Linear algebra normalising a vector?

1. Oct 29, 2009

1. The problem statement, all variables and given/known data

Let the vector V = (x1,y1,z1)

x1' = x1/sqrt(x1^2 + y1^2 + z1^2)
y1' = x1/sqrt(x1^2 + y1^2 + z1^2)
z1' = x1/sqrt(x1^2 + y1^2 + z1^2)

What do you call x1', y1' and z1' in mathematics terms?

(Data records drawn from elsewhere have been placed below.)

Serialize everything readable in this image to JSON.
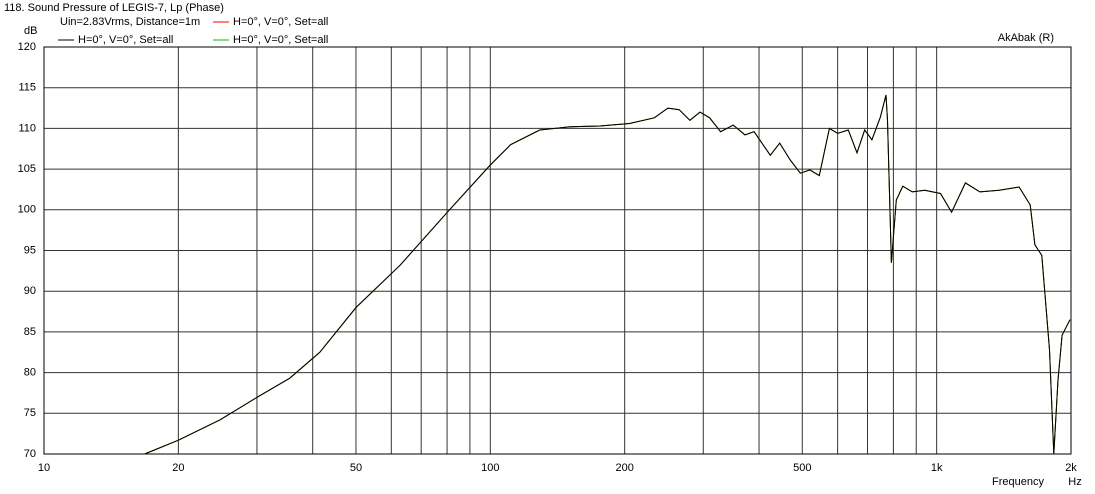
{
  "chart_data": {
    "type": "line",
    "title": "118. Sound Pressure of LEGIS-7, Lp (Phase)",
    "subtitle": "Uin=2.83Vrms, Distance=1m",
    "watermark": "AkAbak (R)",
    "y_label": "dB",
    "x_label": "Frequency",
    "x_unit": "Hz",
    "x_log": true,
    "grid": true,
    "xlim": [
      10,
      2000
    ],
    "ylim": [
      70,
      120
    ],
    "xticks": [
      10,
      20,
      50,
      100,
      200,
      500,
      {
        "value": 1000,
        "label": "1k"
      },
      {
        "value": 2000,
        "label": "2k"
      }
    ],
    "xminor": [
      30,
      40,
      60,
      70,
      80,
      90,
      300,
      400,
      600,
      700,
      800,
      900
    ],
    "yticks": [
      70,
      75,
      80,
      85,
      90,
      95,
      100,
      105,
      110,
      115,
      120
    ],
    "x": [
      16.8,
      20,
      24.8,
      30.5,
      35.5,
      41.5,
      50,
      62.8,
      81,
      100,
      111,
      129,
      151,
      176,
      205,
      233,
      250,
      265,
      280,
      295,
      310,
      328,
      350,
      372,
      390,
      424,
      445,
      470,
      495,
      520,
      546,
      575,
      600,
      634,
      663,
      690,
      716,
      748,
      770,
      776,
      792,
      812,
      840,
      882,
      940,
      1020,
      1080,
      1160,
      1250,
      1380,
      1530,
      1620,
      1660,
      1720,
      1790,
      1830,
      1870,
      1910,
      1990
    ],
    "series": [
      {
        "name": "H=0°, V=0°, Set=all",
        "color": "#ff0000",
        "values": [
          70,
          71.7,
          74.2,
          77.2,
          79.3,
          82.5,
          88,
          93.2,
          100,
          105.5,
          108,
          109.8,
          110.2,
          110.3,
          110.6,
          111.3,
          112.5,
          112.3,
          111,
          112,
          111.3,
          109.6,
          110.4,
          109.2,
          109.6,
          106.7,
          108.2,
          106.1,
          104.5,
          104.9,
          104.2,
          110,
          109.4,
          109.8,
          107,
          109.8,
          108.6,
          111.4,
          114.1,
          111,
          93.5,
          101.2,
          102.9,
          102.2,
          102.4,
          102,
          99.7,
          103.3,
          102.2,
          102.4,
          102.8,
          100.6,
          95.7,
          94.4,
          82.8,
          70,
          79.1,
          84.6,
          86.5
        ]
      },
      {
        "name": "H=0°, V=0°, Set=all",
        "color": "#00c000",
        "values": [
          70,
          71.7,
          74.2,
          77.2,
          79.3,
          82.5,
          88,
          93.2,
          100,
          105.5,
          108,
          109.8,
          110.2,
          110.3,
          110.6,
          111.3,
          112.5,
          112.3,
          111,
          112,
          111.3,
          109.6,
          110.4,
          109.2,
          109.6,
          106.7,
          108.2,
          106.1,
          104.5,
          104.9,
          104.2,
          110,
          109.4,
          109.8,
          107,
          109.8,
          108.6,
          111.4,
          114.1,
          111,
          93.5,
          101.2,
          102.9,
          102.2,
          102.4,
          102,
          99.7,
          103.3,
          102.2,
          102.4,
          102.8,
          100.6,
          95.7,
          94.4,
          82.8,
          70,
          79.1,
          84.6,
          86.5
        ]
      },
      {
        "name": "H=0°, V=0°, Set=all",
        "color": "#000000",
        "values": [
          70,
          71.7,
          74.2,
          77.2,
          79.3,
          82.5,
          88,
          93.2,
          100,
          105.5,
          108,
          109.8,
          110.2,
          110.3,
          110.6,
          111.3,
          112.5,
          112.3,
          111,
          112,
          111.3,
          109.6,
          110.4,
          109.2,
          109.6,
          106.7,
          108.2,
          106.1,
          104.5,
          104.9,
          104.2,
          110,
          109.4,
          109.8,
          107,
          109.8,
          108.6,
          111.4,
          114.1,
          111,
          93.5,
          101.2,
          102.9,
          102.2,
          102.4,
          102,
          99.7,
          103.3,
          102.2,
          102.4,
          102.8,
          100.6,
          95.7,
          94.4,
          82.8,
          70,
          79.1,
          84.6,
          86.5
        ]
      }
    ]
  }
}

is x1' the norm of x1 and y1' the norm of y1?

Thanx

2. Relevant equations

3. The attempt at a solution

2. Oct 29, 2009

HallsofIvy

Staff Emeritus
No. x1', y1', and z1' are the x, y, and z components, respectively, of the normalized vector- the unit vector parallel to V.

3. Oct 31, 2009

LCKurtz

If $\vec V = \langle a,b,c \rangle$ is a vector and
$$|\vec V| = \sqrt{a^2 + b^2 + c^2}$$
is its length, or norm, then the vector
$$\hat V = \frac 1 {|\vec V|}\ \vec V = \langle \frac a {\sqrt{a^2 + b^2 + c^2}},\frac b {\sqrt{a^2 + b^2 + c^2}},\frac c {\sqrt{a^2 + b^2 + c^2}}\rangle$$
is called a unit vector. The components of this unit vector are sometimes called the direction cosines of $\vec V$.

4. Oct 31, 2009

HallsofIvy

Staff Emeritus
I assume you mean
y1' = y1/sqrt(x1^2 + y1^2 + z1^2)
z1' = z1/sqrt(x1^2 + y1^2 + z1^2)
rather than having "x1" as every numerator.